Green threads are much cheaper to switch than pthreads, yes. In real applications the difference is far smaller than it was 20 years ago when C10k was challenging. In 2020 you can just open 10k threads and forget about it.

With 100k threads and 100k Goroutines, each doing nothing but waiting on a mutex: pthreads in C takes ~20 microseconds per thread and in Go it’s about ~5 microseconds using Goroutines.

This difference disappears really easily. Parse some JSON and it’ll be gone.

Entering kernel code is the expensive part of context switching so syscalls are very nearly as expensive. Reading from a socket still needs a syscall, even with green threads or asynchronous IO.

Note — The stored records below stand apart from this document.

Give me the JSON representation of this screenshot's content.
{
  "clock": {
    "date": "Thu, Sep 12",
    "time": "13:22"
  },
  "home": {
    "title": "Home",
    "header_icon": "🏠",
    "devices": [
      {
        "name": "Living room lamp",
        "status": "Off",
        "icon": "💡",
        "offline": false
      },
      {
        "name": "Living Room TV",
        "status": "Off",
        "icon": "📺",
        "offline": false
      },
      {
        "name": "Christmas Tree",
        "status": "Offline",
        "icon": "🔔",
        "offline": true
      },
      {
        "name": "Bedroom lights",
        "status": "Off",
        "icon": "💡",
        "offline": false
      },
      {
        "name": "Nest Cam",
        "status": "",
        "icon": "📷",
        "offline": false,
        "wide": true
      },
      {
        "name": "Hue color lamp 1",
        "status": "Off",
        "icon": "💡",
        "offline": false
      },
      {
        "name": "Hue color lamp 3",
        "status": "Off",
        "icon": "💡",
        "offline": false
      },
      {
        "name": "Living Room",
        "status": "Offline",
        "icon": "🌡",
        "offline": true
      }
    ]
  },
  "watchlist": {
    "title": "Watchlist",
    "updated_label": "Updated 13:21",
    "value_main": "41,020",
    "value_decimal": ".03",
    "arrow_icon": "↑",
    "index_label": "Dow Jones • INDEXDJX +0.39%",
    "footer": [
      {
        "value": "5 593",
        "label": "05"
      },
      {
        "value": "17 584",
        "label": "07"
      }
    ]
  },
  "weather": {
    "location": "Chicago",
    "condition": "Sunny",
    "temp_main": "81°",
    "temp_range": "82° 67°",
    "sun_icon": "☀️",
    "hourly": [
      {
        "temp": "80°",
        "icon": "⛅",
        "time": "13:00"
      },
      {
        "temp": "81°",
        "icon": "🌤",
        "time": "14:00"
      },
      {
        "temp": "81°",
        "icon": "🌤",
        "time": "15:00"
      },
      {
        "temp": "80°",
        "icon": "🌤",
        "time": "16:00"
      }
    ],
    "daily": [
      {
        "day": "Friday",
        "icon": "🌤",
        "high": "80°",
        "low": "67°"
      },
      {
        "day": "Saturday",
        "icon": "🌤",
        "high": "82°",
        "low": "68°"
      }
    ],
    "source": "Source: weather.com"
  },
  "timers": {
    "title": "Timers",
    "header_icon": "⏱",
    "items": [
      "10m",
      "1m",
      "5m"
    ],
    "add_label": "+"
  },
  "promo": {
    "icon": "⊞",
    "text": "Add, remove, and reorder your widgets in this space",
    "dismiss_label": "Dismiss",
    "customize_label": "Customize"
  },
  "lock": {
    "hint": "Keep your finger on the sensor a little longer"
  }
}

The more different bits of IO you do, like in a real web app, the less advantage their is to green threads. This is one reason Rust dropped their M:N threading implementation.

fulafel · on March 8, 2020

There shouldn't be any 100k hard limit for threads at least in Linux, though you need enough memory for 100k stacks of course. You need to increase some default limits for it though (https://stackoverflow.com/a/26190804)

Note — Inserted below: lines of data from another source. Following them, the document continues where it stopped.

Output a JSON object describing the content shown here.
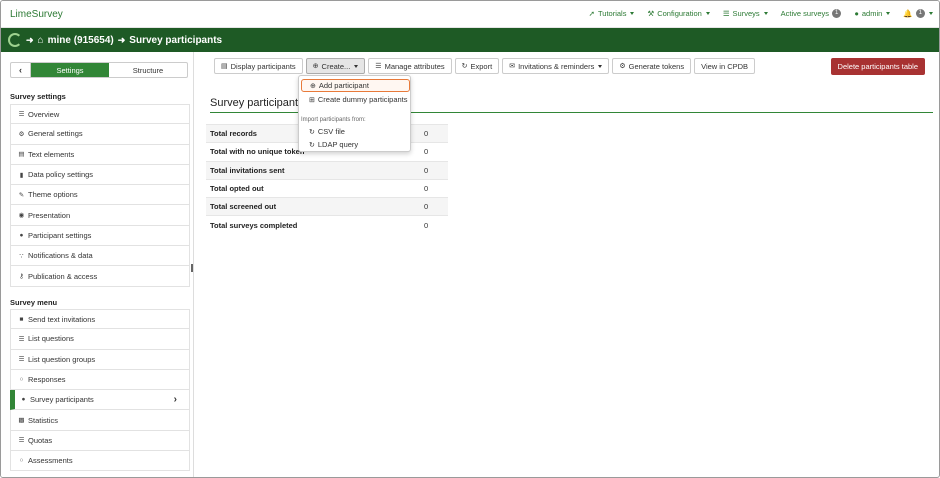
{
  "brand": "LimeSurvey",
  "topnav": {
    "tutorials": "Tutorials",
    "configuration": "Configuration",
    "surveys": "Surveys",
    "active_surveys": "Active surveys",
    "active_count": "1",
    "user": "admin",
    "notif_count": "1"
  },
  "breadcrumb": {
    "survey": "mine (915654)",
    "page": "Survey participants"
  },
  "sidebar": {
    "tab_settings": "Settings",
    "tab_structure": "Structure",
    "settings_heading": "Survey settings",
    "settings_items": [
      {
        "label": "Overview",
        "icon": "list-icon"
      },
      {
        "label": "General settings",
        "icon": "gears-icon"
      },
      {
        "label": "Text elements",
        "icon": "file-text-icon"
      },
      {
        "label": "Data policy settings",
        "icon": "shield-icon"
      },
      {
        "label": "Theme options",
        "icon": "paint-brush-icon"
      },
      {
        "label": "Presentation",
        "icon": "eye-slash-icon"
      },
      {
        "label": "Participant settings",
        "icon": "users-icon"
      },
      {
        "label": "Notifications & data",
        "icon": "feed-icon"
      },
      {
        "label": "Publication & access",
        "icon": "key-icon"
      }
    ],
    "menu_heading": "Survey menu",
    "menu_items": [
      {
        "label": "Send text invitations",
        "icon": "comment-icon"
      },
      {
        "label": "List questions",
        "icon": "list-icon"
      },
      {
        "label": "List question groups",
        "icon": "list-icon"
      },
      {
        "label": "Responses",
        "icon": "comment-o-icon"
      },
      {
        "label": "Survey participants",
        "icon": "user-icon"
      },
      {
        "label": "Statistics",
        "icon": "bar-chart-icon"
      },
      {
        "label": "Quotas",
        "icon": "tasks-icon"
      },
      {
        "label": "Assessments",
        "icon": "comment-o-icon"
      }
    ]
  },
  "toolbar": {
    "display_participants": "Display participants",
    "create": "Create...",
    "manage_attributes": "Manage attributes",
    "export": "Export",
    "invitations": "Invitations & reminders",
    "generate_tokens": "Generate tokens",
    "view_cpdb": "View in CPDB",
    "delete_table": "Delete participants table"
  },
  "dropdown": {
    "add_participant": "Add participant",
    "create_dummy": "Create dummy participants",
    "import_heading": "Import participants from:",
    "csv_file": "CSV file",
    "ldap_query": "LDAP query"
  },
  "main": {
    "title": "Survey participant s"
  },
  "stats": [
    {
      "label": "Total records",
      "value": "0"
    },
    {
      "label": "Total with no unique token",
      "value": "0"
    },
    {
      "label": "Total invitations sent",
      "value": "0"
    },
    {
      "label": "Total opted out",
      "value": "0"
    },
    {
      "label": "Total screened out",
      "value": "0"
    },
    {
      "label": "Total surveys completed",
      "value": "0"
    }
  ],
  "colors": {
    "brand_green": "#1e5a25",
    "accent_green": "#328637",
    "danger": "#a83232",
    "highlight": "#e87a3a"
  }
}
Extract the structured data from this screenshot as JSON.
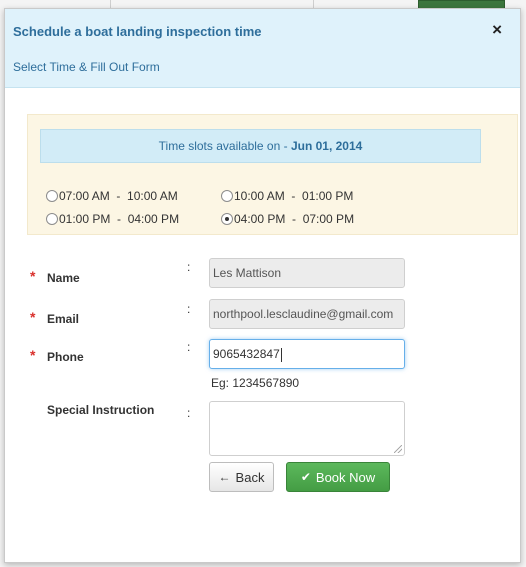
{
  "modal": {
    "title": "Schedule a boat landing inspection time",
    "subtitle": "Select Time & Fill Out Form",
    "close_symbol": "×"
  },
  "slots": {
    "banner_prefix": "Time slots available on - ",
    "banner_date": "Jun 01, 2014",
    "options": [
      {
        "label": "07:00 AM  -  10:00 AM",
        "selected": false
      },
      {
        "label": "10:00 AM  -  01:00 PM",
        "selected": false
      },
      {
        "label": "01:00 PM  -  04:00 PM",
        "selected": false
      },
      {
        "label": "04:00 PM  -  07:00 PM",
        "selected": true
      }
    ]
  },
  "form": {
    "required_mark": "*",
    "separator": ":",
    "name_label": "Name",
    "name_value": "Les Mattison",
    "email_label": "Email",
    "email_value": "northpool.lesclaudine@gmail.com",
    "phone_label": "Phone",
    "phone_value": "9065432847",
    "phone_hint": "Eg: 1234567890",
    "instruction_label": "Special Instruction",
    "instruction_value": ""
  },
  "buttons": {
    "back_label": "Back",
    "back_icon": "←",
    "book_label": "Book Now",
    "book_icon": "✔"
  },
  "colors": {
    "header_bg": "#dff2fb",
    "title_color": "#2e6e9b",
    "panel_bg": "#fcf6e4",
    "required": "#d9302c",
    "book_button": "#5cb85c"
  }
}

Assuming a generous(?) 20 kB per thread in stack and other corresponding OS bookkeeping inforation you could have 1k threads in 20 MB, or 1M threads in 20 GB.

Doing 100 Hz timer wakeups and IOs concurrently in 100k threads makes 10 M wakeups/second, that takes a chunk of CPU independent of green / native threads choice. Performance vs kernel threads will depend on the green threads implementation.

jashmatthews · on March 8, 2020

Yup. The Linux scheduler wakes threads based on IO events. You don’t end up just cycling through 100k threads all waking and sleeping again.

fulafel · on March 8, 2020

It's worth noting that the c10k writeup came out 20+ years ago, and those bottlenecks have been addressed both by fixing software bottlenecks and 20 years of semiconductor improvements.